Your 20s should be the years you work the hardest so you can build an empire by your 30s. Don't you agree?

3. Career is priority in 2017.

You won't meet anyone who doesn't yearn to have a better career next year. All of us have some takeaway career lessons from 2016 and we'd like to slay at work in 2017!

Personally, I look forward to a raise, promotion, bonus and professional growth. I want a career I can be proud to talk about in class reunions coming very soon. So, career is priority in my singleness in 2017.

4. Travel is also a priority.

Every trip makes you a better person.

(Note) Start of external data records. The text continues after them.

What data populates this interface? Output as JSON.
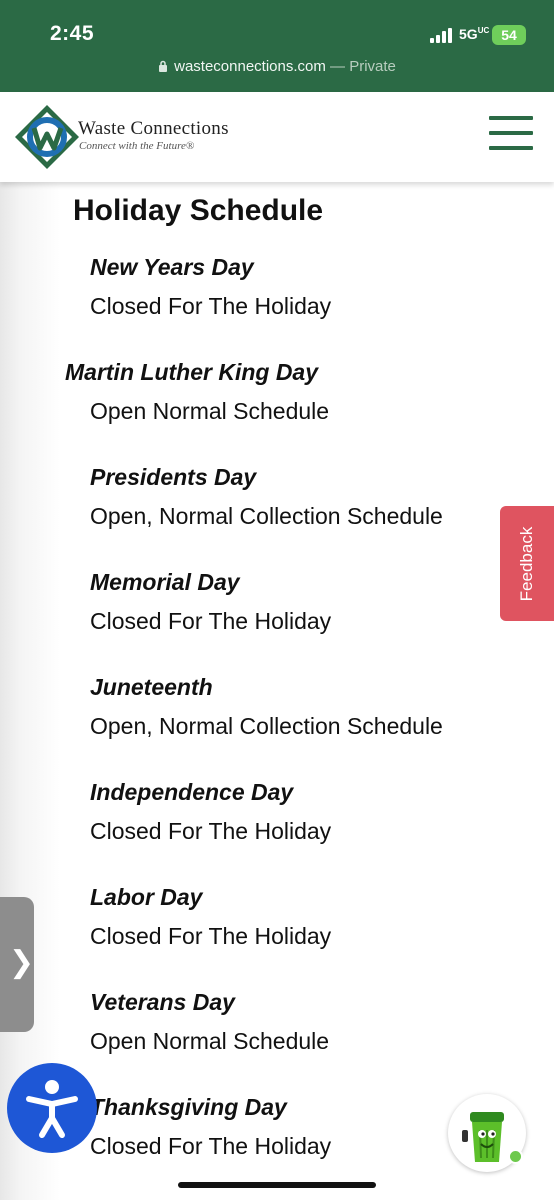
{
  "status_bar": {
    "time": "2:45",
    "network": "5G",
    "network_sub": "UC",
    "battery": "54"
  },
  "browser": {
    "host": "wasteconnections.com",
    "separator": " — ",
    "mode": "Private"
  },
  "site_header": {
    "logo_name": "Waste Connections",
    "logo_tagline": "Connect with the Future®",
    "brand_color": "#2b6a45",
    "accent_color": "#1f6fb2"
  },
  "page": {
    "title": "Holiday Schedule",
    "holidays": [
      {
        "name": "New Years Day",
        "status": "Closed For The Holiday"
      },
      {
        "name": "Martin Luther King Day",
        "status": "Open Normal Schedule"
      },
      {
        "name": "Presidents Day",
        "status": "Open, Normal Collection Schedule"
      },
      {
        "name": "Memorial Day",
        "status": "Closed For The Holiday"
      },
      {
        "name": "Juneteenth",
        "status": "Open, Normal Collection Schedule"
      },
      {
        "name": "Independence Day",
        "status": "Closed For The Holiday"
      },
      {
        "name": "Labor Day",
        "status": "Closed For The Holiday"
      },
      {
        "name": "Veterans Day",
        "status": "Open Normal Schedule"
      },
      {
        "name": "Thanksgiving Day",
        "status": "Closed For The Holiday"
      }
    ]
  },
  "widgets": {
    "feedback_label": "Feedback",
    "feedback_color": "#df5460",
    "side_handle_glyph": "❯",
    "accessibility_icon": "accessibility-person-icon",
    "accessibility_color": "#1e57d6",
    "chat_icon": "mascot-trash-can-icon",
    "online_color": "#6dc94c"
  }
}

Travel cures everything – heartbreaks, stress and the negativities in life – but at the expense of your wallet.

Another reason finding love isn't included in my 2017 goals is because what I want to find is a way to feed my wanderlust!

I need to earn money to sustain my love for travel. And admit it, planning trips is easier when you're single, as you don't take into consideration anybody else.

5. I won't find love, it should find me.

I want love to find me, not the other way around. The best love is one you didn't see coming, right?

I could make a list of my goals for 2017 without love on it, but if someone promising comes knocking on my door next year, why not? It is just not a goal because I don't want to actively hunt it.

For 2017, I have much better things to do instead of actively seeking out love. I believe your goal should always be serious self-improvement, until you actually become "the one" for "the one."